Moro era o ministro mais popular e a garantia, segundo a maioria dos apoiantes do governo, de que Bolsonaro estava comprometido com o combate à corrupção.
Para o seu lugar, entretanto, é especulado o nome de Jorge Oliveira, amigo pessoal do clã Bolsonaro e já no executivo como ministro da presidência.
Como fica Moro com a saída do governo?
Não pode voltar à carreira de juiz mas pode advogar.
Politicamente, é considerado em muitos setores o mais forte candidato de direita às eleições de 2022.
Em que é que Bolsonaro queria interferir?
O próprio admitiu que tentou interferir nas investigações da execução de Marielle Franco, na qual o seu nome é citado.
Quis também saber mais sobre as motivações de Adélio Bispo, o autor da facada que sofreu um mês antes das eleições.
Mas, segundo a maioria dos observadores, os casos que mais o preocupam são o dos crimes cometidos pelo filho mais velho, Flávio, em andamento nos tribunais; o da disseminação de fake news investigada por uma Comissão Parlamentar de Inquérito no Congresso Nacional; e o da autoria e financiamento das manifestações ilegais contra a democracia a que compareceu - e em que discursou - no domingo dia 19.
A atuação de Bolsonaro, descrita por Moro, pode gerar impeachment?

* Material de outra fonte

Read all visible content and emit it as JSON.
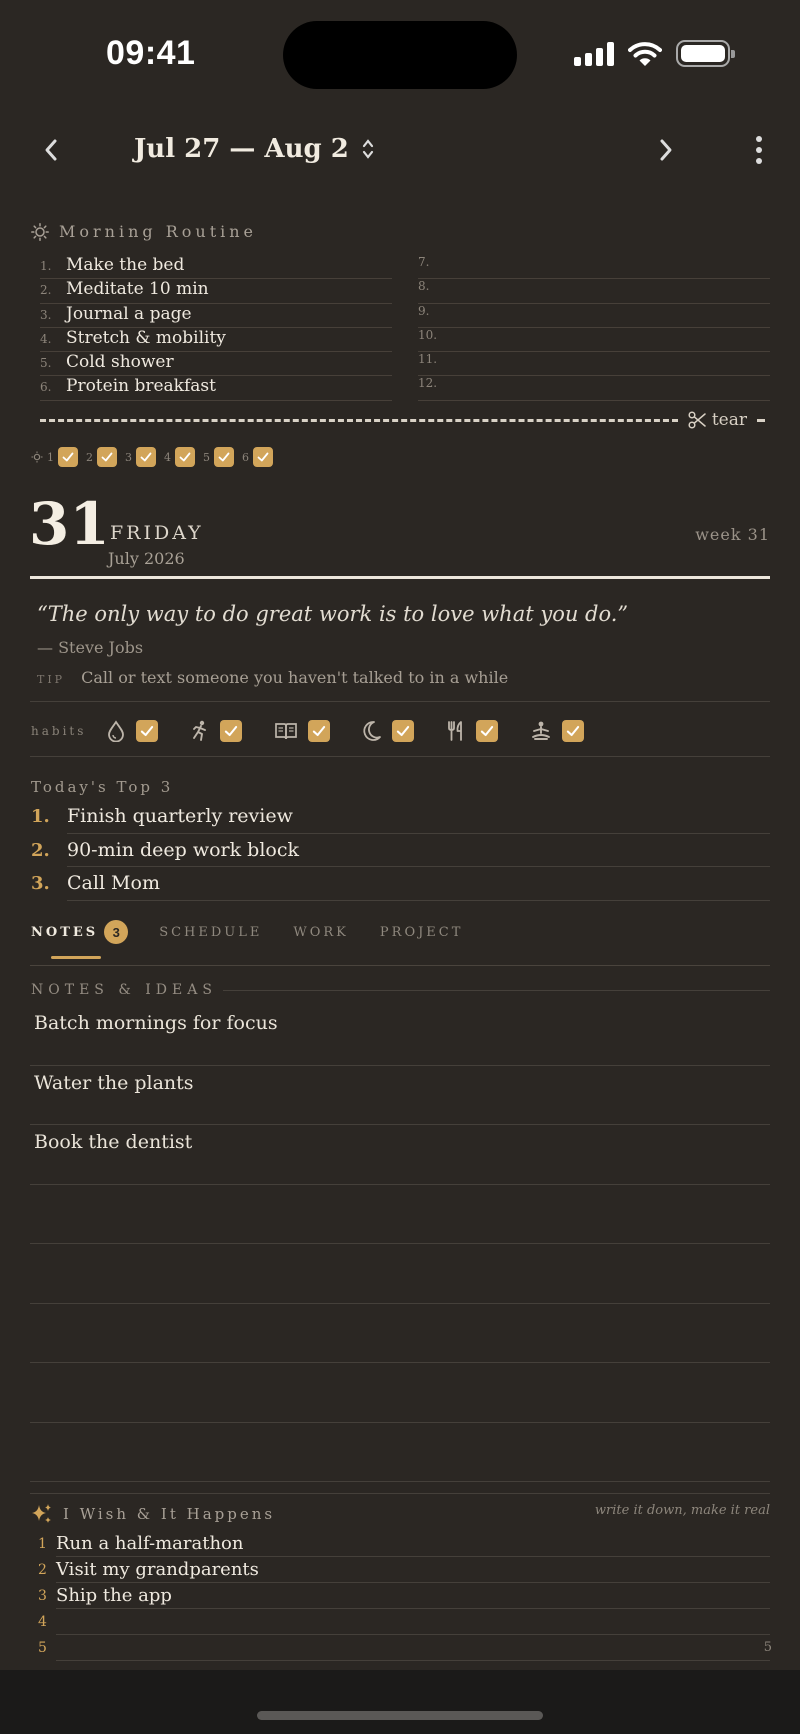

Procuradores de justiça ouvidos pelo jornal O Estado de S. Paulo falam em sete crimes: de responsabilidade, de falsidade ideológica, de prevaricação, de coação, de corrupção, de advocacia administrativa e de obstrução de justiça.
E "crimes de responsabilidade", segundo a lei, "são passíveis de perda do cargo, com inabilitação, até cinco anos, para o exercício de qualquer função pública".

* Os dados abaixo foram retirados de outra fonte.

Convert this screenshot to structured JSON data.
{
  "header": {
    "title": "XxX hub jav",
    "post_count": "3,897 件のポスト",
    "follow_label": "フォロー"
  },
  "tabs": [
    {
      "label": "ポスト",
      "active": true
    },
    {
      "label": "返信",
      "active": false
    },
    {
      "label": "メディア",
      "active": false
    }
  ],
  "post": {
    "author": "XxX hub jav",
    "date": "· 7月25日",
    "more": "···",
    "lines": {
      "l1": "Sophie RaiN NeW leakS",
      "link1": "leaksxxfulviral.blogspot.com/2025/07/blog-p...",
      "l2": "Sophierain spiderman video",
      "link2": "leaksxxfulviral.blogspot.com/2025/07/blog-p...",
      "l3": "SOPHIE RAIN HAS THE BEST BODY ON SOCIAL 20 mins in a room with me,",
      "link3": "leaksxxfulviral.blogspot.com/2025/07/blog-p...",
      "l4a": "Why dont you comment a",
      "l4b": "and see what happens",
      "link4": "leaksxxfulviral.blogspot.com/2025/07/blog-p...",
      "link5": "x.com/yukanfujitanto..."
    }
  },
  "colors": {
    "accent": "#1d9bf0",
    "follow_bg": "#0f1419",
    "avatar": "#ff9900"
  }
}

A procuradoria-geral da República, entretanto, já solicitou ao STF a investigação das declarações de Moro. O pedido está nas mãos de Celso de Mello, o decano da corte, e um dos membros mais críticos de Bolsonaro.
E Bolsonaro corre, de facto, risco de impeachment?
Para haver impeachment, além dos crimes que o sustentem, é necessária vontade política. E a vontade política deriva de crise económica forte - o Brasil já a atravessava sob Bolsonaro mas ela tenderá a agravar-se exponencialmente com a pandemia de coronavírus - e clamor popular - o presidente, que já vinha sido alvo de sonoros panelaços, voltou a ouvi-los, agora com mais veemência, com a saída de Moro.
Ouvidos pela imprensa, os líderes parlamentares dos principais partidos, porém, torcem o nariz a um impeachment agora, apesar da tal crise económica e da perda abrupta de popularidade que a demissão de Moro deve acarretar.
Primeiro, por causa da pandemia. Depois, porque muitos deputados e senadores, que são quem vota pela destituição ou não do presidente, foram investigados por Moro e por isso estão, no mínimo, equidistantes entre o ex-ministro da justiça e o atual presidente.
Antigos presidentes, como Lula da Silva e Fernando Henrique Cardoso, vêm apelando a que Bolsonaro renuncie e poupe ao Brasil o drama de um processo dessa natureza.
Mas já há pedidos?
Rodrigo Maia, presidente da Câmara dos Deputados e um dos alvos preferidos de Bolsonaro e dos seus apoiantes nas redes sociais e em manifestações, já tinha dezenas pedidos de impeachment na sua mesa.
Mas a pilha cresceu nas últimas horas, com pedidos protocolados por partidos à esquerda, como PDT (de Ciro Gomes), Rede (de Marina silva) ou PSB. Um membro importante do PT, o governador do Piauí Wellington Dias, também protocolou pedido mas o partido de Lula, Dilma Rousseff e Fernando Haddad, oficialmente, ainda hesita em abraçar a causa.
A deputada Joice Hasselmann, que adotou o epíteto "Bolsonaro de saias" em campanha mas rompeu com o presidente, vai protocolar outro pedido.